Dr. Wood maintains of Dumpling that “the general style bears a close resemblance to that of the prefaces to Carey’s plays and collections of poetry” (p. 443). I should like strongly to support his statement. Dr. Oldfield says that an inviolable regard for decency “is nowhere contradicted in Carey’s works . . . . Yet the pamphlets, besides being palpably Whiggish, are larded passim with vulgarity of the ‘Close-Stool’ and ‘Clyster’ variety” (p. 376). The reader need look no further than Namby Pamby to see that Carey satisfies Northrop Frye’s very proper observation: “Genius seems to have led practically every great satirist to become what the world calls obscene.”
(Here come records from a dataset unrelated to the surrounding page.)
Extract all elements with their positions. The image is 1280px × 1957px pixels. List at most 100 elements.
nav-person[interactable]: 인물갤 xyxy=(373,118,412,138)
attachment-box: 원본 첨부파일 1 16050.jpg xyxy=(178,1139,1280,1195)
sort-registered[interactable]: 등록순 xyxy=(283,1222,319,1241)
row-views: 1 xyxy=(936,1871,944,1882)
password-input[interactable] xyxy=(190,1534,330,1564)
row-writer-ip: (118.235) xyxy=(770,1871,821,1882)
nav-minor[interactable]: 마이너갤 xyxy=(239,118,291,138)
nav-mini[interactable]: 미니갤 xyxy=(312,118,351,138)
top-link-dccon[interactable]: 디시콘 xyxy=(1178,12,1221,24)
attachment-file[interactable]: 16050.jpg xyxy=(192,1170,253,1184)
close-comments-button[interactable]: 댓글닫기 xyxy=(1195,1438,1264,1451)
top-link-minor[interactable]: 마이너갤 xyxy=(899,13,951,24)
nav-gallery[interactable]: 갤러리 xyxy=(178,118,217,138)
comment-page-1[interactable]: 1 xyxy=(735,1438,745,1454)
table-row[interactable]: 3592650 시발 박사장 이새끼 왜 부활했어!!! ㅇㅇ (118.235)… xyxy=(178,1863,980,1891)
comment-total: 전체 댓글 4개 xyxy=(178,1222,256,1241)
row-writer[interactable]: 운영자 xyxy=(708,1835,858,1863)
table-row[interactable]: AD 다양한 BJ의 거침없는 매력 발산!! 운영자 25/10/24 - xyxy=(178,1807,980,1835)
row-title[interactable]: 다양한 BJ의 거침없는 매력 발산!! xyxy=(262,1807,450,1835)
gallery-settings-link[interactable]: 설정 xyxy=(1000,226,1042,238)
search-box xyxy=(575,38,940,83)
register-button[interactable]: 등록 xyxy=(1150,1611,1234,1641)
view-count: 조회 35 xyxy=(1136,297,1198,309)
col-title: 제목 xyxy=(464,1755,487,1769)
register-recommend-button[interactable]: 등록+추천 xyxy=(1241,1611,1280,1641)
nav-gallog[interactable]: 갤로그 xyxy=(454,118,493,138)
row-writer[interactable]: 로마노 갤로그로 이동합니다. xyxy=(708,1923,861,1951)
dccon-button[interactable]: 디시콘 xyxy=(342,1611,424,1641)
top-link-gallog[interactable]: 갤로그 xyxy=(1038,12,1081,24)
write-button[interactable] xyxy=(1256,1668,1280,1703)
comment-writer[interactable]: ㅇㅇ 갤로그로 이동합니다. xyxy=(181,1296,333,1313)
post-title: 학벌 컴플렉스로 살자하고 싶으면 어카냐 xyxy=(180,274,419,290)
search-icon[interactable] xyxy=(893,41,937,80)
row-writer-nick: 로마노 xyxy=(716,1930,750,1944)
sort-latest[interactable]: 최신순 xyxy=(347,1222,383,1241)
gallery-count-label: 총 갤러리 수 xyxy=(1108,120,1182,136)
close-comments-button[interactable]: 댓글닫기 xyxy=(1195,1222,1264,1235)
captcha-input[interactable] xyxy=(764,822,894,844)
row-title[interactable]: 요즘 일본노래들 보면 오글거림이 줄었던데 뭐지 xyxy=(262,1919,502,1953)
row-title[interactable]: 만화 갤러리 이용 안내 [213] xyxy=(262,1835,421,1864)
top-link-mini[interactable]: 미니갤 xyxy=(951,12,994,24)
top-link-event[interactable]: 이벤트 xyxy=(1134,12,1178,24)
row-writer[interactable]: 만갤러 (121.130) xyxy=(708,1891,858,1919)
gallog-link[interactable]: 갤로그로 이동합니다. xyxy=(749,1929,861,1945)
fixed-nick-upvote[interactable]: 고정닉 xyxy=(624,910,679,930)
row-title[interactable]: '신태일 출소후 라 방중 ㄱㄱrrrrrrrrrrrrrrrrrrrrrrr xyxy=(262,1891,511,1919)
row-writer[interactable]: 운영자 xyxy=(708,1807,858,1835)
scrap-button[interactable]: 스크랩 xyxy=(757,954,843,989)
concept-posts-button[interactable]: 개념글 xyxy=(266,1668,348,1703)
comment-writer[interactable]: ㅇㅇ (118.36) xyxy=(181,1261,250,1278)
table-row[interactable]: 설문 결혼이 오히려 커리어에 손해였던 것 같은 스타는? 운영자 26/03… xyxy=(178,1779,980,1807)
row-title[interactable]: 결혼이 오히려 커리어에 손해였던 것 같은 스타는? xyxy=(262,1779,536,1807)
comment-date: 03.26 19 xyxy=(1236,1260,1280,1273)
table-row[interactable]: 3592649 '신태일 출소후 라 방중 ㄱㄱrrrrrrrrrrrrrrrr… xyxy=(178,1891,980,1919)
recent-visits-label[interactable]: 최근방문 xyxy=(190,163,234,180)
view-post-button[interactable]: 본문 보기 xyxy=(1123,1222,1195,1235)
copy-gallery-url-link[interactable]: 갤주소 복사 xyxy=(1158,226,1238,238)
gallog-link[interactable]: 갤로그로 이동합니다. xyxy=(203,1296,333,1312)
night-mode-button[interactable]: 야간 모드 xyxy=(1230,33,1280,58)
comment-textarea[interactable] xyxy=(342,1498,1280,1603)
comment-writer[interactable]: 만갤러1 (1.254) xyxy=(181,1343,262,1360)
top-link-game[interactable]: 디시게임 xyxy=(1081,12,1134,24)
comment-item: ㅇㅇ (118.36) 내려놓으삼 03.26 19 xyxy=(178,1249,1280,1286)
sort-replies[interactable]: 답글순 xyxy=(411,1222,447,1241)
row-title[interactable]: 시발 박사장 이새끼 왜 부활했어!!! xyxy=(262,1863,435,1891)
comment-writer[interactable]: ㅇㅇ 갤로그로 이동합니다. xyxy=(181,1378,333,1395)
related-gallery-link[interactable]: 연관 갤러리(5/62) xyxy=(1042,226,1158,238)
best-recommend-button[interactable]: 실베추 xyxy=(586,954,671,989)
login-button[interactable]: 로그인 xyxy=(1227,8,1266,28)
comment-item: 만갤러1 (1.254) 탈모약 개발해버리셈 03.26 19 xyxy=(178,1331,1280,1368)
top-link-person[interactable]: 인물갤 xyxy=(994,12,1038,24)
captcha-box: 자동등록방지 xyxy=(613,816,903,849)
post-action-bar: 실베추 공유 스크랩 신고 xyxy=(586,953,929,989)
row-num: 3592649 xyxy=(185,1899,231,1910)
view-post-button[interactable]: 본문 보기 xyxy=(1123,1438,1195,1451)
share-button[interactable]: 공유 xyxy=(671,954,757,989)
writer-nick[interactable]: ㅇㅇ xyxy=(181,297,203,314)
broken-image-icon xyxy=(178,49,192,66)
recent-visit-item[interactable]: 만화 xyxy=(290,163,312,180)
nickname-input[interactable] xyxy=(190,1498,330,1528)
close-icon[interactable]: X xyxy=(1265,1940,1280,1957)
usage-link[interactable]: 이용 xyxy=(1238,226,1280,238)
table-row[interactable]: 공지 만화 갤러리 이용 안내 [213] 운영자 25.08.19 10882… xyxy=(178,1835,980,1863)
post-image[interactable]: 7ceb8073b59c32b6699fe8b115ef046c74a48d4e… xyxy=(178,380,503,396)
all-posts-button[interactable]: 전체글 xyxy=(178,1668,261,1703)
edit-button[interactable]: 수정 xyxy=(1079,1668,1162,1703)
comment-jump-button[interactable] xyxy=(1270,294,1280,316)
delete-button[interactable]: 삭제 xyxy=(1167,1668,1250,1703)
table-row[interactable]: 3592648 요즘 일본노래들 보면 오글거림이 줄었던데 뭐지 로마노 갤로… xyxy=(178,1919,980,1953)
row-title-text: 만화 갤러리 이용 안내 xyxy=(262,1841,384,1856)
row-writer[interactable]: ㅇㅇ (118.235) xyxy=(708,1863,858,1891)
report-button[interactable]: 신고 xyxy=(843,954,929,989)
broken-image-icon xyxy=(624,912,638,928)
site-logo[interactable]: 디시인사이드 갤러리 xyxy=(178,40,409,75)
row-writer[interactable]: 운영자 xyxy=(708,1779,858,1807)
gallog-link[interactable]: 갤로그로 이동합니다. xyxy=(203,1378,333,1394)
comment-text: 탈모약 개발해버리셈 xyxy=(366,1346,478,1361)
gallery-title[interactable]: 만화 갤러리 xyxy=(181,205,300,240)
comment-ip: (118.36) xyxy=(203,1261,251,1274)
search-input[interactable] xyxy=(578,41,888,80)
As for the pamphlets being “palpably Whiggish,” the reader will not look far into the allegory before he realizes that one of the central attacks is against those well-known Whigs Walpole and Marlborough and their appetite for Dumpling (i.e.,

bribery and perquisites). Furthermore, the attack on Swift, which is central to the Key, is based on the very real fear that the Dean’s two recent private interviews with Walpole might presage a return to that leader’s Whig party in exchange for Dumpling. The last pages of the Key (pp. 28-30) deal with the possibility of an accommodation between Swift and Walpole which is, I feel sure, the main target of attack. In his poems (Poems, ed. Wood, pp. 83, 86, 88, and passim) Carey claims to stand between Whig and Tory, just as he does in the pamphlets (Dumpling, p. 1, and Key, p. 15 and passim).

Dr. Wood perceptively points to two parallels between Dumpling and the satiric Of Stage Tyrants (1735) which Carey openly addressed to the Earl of Chesterfield. Dumpling’s “O Braund, my Patron! my Pleasure! my Pride” (p. [ii]) becomes: “O Chesterfield, my patron and my pride” (Poems, ed. Wood, p. 104). The passage which follows, dealing with “all the Monkey-Tricks of Rival Harlequins” (Dumpling, p. [ii]), becomes:

Prefer pure nature and the simple scene

To all the monkey tricks of Harlequin

(Poems, ed. Wood, p. 106).

Even more striking is a passage in the Key: “Mr. B[ooth] had spoken to Mr. W[ilks] to speak to Mr. C[ibber] . . .” (p. 111). This is similar to the following lines in Stage Tyrants:

Booth ever shew’d me friendship and respect,

And Wilks would rather forward than reject.